Member of the Provincial Assembly of the Punjab
- In office 15 August 2018 – 14 January 2023
- Constituency: PP-115 Faisalabad-XIX

Personal details
- Born: 1 January 1970 (age 56) Faisalabad, Punjab, Pakistan
- Party: TLP (2025-present)
- Other political affiliations: PMLN (2018-2025)

= Rana Ali Abbas Khan =

Politician in Pakistan

Rana Ali Abbas Khan (born 1 January 1970) is a Pakistani politician who had been a member of the Provincial Assembly of the Punjab from August 2018 till January 2023.

==Political career==

He was elected to the Provincial Assembly of the Punjab as a candidate of Pakistan Muslim League (N) from Constituency PP-115 (Faisalabad-XIX) in the 2018 Pakistani general election.

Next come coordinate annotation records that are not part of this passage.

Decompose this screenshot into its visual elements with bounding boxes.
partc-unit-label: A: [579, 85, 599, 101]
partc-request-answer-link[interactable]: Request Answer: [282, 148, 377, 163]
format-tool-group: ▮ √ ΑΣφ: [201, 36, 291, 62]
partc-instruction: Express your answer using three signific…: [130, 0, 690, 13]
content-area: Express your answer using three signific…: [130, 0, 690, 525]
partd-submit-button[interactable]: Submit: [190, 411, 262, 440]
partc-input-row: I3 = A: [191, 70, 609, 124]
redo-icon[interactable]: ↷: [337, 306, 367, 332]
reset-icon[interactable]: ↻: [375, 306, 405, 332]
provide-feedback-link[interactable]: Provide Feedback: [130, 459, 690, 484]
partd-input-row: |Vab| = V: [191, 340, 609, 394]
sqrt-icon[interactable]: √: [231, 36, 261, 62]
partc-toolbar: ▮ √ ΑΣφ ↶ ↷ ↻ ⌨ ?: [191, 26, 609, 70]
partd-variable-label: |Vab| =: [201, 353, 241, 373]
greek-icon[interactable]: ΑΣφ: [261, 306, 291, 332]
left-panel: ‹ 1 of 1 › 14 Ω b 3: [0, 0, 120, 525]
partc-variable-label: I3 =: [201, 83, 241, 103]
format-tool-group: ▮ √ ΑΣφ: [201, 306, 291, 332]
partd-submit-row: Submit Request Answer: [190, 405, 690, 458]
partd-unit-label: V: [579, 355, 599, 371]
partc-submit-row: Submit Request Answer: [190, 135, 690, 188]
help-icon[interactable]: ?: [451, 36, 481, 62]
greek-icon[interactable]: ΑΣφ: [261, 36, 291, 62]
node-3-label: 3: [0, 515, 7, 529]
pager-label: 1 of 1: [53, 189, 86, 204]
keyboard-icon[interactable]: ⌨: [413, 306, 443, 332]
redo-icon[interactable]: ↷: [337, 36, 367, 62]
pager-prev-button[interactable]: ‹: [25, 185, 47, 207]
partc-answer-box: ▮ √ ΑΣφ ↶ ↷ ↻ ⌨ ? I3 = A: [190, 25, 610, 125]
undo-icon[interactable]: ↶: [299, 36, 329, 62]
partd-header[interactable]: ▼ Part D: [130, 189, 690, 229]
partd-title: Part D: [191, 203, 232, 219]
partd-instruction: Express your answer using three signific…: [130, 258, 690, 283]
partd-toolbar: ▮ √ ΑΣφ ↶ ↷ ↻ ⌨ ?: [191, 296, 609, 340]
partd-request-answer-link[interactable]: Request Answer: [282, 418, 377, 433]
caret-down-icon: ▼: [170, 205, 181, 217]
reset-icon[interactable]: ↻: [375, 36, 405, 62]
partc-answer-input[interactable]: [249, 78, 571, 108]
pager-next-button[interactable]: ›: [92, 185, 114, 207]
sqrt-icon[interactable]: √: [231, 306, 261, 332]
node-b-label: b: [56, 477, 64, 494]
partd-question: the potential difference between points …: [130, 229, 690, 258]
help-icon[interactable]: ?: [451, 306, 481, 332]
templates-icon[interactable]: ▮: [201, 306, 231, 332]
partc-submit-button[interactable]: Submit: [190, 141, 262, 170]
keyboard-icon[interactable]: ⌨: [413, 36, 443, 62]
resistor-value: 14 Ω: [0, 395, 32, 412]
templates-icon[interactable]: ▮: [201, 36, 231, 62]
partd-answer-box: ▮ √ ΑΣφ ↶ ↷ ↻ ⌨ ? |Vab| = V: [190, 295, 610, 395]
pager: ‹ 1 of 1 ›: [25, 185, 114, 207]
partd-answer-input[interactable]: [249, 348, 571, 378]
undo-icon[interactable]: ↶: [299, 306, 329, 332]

He again contested the Provincial Assembly of the Punjab as a candidate of Pakistan Muslim League (N) from Constituency PP-113 Faisalabad-XVI in the 2024 Pakistani general election. He lost the election by obtaining 25,311 votes. He was defeated by Nadeem Sadiq Dogar of Pakistan Tehreek-e-Insaf by a heavy margin of 35,309 votes.